Habip Eksik’e büyük dedesi Use Bıro’nun kim olduğunu ve adının anlamını da sorduk:
“Benim dedemin dedesidir aslında. 5-6 kuşak ilerisine gider. Use aslında Yusuf demektir. Use Bıro, ‘Bıro’nun oğlu Yusuf, demek. O şöyle bir şey: Bizim bölgede insanların çoğu kendi babalarının, dedelerinin isimleriyle tanınırlar. Bıro da onun babasıdır. O reddettikten sonra diğerleri de aynı tavrı sergiliyor. Öyle de kalıyor. Kimse değiştirme gereği duymuyor. Dilekçeyle değiştirme dönemi geldiği zaman biz ailede oturup tartıştık. Tarihimizle, coğrafyamızla çelişmek istemedik. Devam etmesi kararını aldık. Değiştirmenin bir manası yoktu. Ben onu çok da problem etmiyorum. Ama önemli olan bu tür kültürel soykırımların tekrarlanmaması. O yüzden Kürt dilinin, Kürt kültürünün anayasal güvence altına alınması önemlidir. Bunu tartışmamız gerekiyor.”
“Adım da Hatip’ti, Habip oldu”
Habip Eksik’in isminin de benzer bir hikâyesi var. 1985 doğumlu genç siyasetçinin nüfusa kaydı okula başlayacağı 1992 yılında yapılmış, ama ismi nüfusa farklı girilmiş. Bunun sebebi 1991 yılında Meclis’e giren HEP milletvekili Hatip Dicle ile adaş olması. Nüfus memurları bu yüzden “Hatip” ismini kabul etmemiş, nüfusa adı Habip diye yazılmış. Eksik, “7 yaşından sonra ‘Habip’, tıp fakültesinden mezun olduktan sonra da ‘tabip’ oldum” diye gülerek anlatıyor bu durumu.
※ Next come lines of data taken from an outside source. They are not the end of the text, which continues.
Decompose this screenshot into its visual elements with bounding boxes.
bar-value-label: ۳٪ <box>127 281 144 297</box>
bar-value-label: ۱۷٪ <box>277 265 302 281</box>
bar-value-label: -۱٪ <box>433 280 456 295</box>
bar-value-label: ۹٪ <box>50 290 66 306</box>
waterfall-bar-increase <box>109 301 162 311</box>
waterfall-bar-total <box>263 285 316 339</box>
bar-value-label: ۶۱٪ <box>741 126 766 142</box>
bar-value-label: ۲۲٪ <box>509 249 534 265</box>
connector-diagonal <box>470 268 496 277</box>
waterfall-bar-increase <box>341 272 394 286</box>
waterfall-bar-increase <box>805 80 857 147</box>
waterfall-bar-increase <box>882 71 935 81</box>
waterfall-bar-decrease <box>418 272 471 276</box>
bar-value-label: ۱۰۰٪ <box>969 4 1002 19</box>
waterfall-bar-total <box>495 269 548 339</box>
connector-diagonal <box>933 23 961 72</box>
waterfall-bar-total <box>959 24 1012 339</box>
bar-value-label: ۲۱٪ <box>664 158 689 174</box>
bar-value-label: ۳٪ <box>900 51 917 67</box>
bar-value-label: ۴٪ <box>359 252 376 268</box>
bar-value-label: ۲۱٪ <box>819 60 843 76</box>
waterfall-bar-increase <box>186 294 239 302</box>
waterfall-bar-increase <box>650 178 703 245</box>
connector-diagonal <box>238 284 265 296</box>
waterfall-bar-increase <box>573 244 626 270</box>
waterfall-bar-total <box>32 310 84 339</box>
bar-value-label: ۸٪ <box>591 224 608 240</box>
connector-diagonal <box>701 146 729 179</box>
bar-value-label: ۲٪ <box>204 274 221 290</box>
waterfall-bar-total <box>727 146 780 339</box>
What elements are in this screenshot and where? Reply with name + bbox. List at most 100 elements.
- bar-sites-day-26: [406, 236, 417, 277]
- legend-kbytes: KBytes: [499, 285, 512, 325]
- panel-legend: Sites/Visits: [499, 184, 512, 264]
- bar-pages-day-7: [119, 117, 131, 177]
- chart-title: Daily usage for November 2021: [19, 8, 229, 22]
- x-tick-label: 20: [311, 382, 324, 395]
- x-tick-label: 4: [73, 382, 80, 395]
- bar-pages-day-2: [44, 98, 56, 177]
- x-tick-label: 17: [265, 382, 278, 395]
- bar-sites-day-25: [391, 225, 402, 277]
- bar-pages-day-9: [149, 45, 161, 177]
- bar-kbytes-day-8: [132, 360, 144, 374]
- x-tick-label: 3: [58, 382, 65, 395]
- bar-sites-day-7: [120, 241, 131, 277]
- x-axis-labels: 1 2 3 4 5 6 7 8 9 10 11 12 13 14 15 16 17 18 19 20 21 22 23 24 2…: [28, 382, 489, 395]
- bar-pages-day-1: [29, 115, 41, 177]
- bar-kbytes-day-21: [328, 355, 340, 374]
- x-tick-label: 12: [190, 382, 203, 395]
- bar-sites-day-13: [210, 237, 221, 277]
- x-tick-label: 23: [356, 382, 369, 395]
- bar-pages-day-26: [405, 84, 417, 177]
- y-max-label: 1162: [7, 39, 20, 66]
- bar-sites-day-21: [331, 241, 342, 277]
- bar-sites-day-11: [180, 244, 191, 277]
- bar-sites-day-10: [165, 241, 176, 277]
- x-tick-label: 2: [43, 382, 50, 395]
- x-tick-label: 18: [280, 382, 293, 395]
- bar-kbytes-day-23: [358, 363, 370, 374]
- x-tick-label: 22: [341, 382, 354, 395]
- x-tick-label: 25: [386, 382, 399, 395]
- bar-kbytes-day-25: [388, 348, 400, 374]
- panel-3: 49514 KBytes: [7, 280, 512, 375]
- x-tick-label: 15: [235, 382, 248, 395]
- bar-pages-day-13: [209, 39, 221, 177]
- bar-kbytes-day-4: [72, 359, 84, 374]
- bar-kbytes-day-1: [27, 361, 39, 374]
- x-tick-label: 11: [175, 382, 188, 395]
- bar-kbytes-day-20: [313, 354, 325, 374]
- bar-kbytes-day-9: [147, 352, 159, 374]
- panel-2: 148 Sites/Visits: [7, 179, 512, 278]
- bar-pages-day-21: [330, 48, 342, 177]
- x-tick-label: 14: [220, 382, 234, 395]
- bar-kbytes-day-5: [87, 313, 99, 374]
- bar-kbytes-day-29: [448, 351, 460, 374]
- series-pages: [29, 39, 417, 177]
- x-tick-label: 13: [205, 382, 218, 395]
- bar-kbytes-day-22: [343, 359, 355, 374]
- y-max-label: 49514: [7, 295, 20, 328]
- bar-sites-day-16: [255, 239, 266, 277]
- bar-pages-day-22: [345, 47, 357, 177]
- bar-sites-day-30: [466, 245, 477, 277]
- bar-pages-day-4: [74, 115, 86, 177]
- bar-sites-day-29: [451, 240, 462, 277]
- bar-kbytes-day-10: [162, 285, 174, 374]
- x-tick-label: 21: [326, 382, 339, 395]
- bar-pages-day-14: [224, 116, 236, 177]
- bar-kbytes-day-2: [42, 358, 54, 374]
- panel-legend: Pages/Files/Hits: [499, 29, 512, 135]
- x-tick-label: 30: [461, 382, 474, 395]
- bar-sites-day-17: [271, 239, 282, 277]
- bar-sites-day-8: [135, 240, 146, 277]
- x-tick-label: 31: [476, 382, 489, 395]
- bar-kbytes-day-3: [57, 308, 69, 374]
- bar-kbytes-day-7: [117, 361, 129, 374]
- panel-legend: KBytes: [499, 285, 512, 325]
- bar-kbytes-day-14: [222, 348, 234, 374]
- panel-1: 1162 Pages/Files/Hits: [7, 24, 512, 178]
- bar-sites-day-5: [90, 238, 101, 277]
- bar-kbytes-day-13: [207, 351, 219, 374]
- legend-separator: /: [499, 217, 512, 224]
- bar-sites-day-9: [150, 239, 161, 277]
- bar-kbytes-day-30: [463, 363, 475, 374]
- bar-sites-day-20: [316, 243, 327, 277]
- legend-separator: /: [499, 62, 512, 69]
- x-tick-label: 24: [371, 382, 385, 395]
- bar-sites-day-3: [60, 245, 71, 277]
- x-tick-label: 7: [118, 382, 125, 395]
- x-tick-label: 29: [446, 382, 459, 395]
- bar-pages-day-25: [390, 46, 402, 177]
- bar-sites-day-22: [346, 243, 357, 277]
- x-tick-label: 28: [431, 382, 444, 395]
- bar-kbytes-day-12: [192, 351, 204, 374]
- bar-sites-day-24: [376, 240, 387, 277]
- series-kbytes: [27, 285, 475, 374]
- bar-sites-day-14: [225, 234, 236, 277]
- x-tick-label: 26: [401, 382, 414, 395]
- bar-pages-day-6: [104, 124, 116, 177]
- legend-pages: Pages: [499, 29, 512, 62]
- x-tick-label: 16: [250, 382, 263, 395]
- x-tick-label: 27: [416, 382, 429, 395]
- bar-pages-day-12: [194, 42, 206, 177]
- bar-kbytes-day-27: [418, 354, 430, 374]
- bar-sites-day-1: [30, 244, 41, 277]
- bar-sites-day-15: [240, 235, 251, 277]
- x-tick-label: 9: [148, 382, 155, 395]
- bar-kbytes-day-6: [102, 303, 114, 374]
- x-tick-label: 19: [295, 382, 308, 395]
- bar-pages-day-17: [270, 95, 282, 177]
Soyadı Kanunu’yla aşiret adları silinmişti
Soyadıyla ilgili tartışma, Cumhuriyet’in kurulmasından sonra yapılan hukuki düzenlemelerden birisi olan 1934 yılındaki Soyadı Kanunu’nun çıkarılmasından kaynaklanıyor. Dönemin Muğla milletvekili Nuri Bey (Mehmet Nuri Tuna) TBMM’ye götürdüğü kanun teklifinin gerekçesini yazarken “Soyadı bunu taşıyanın milliyetini ifade eder” şeklinde bir ifade kullanıyor. Kanun görüşmeleri esnasında söz alan dönemin İçişleri Bakanı Şükrü Kaya ise “doğuda aşiret ve kabile hatıraları yaşayan bazı yerlerden bu hatıraları silmek lazımdır” diyerek, “milli vahdetin esasları”ndan dolayı aşiret isimlerinin ortadan kaldırılması gerektiğini söylüyor. Aynı dönemde süren dilde arındırma çabalarından dolayı öz-Türkçe adların listelendiği kitapçıklar hazırlanıyor.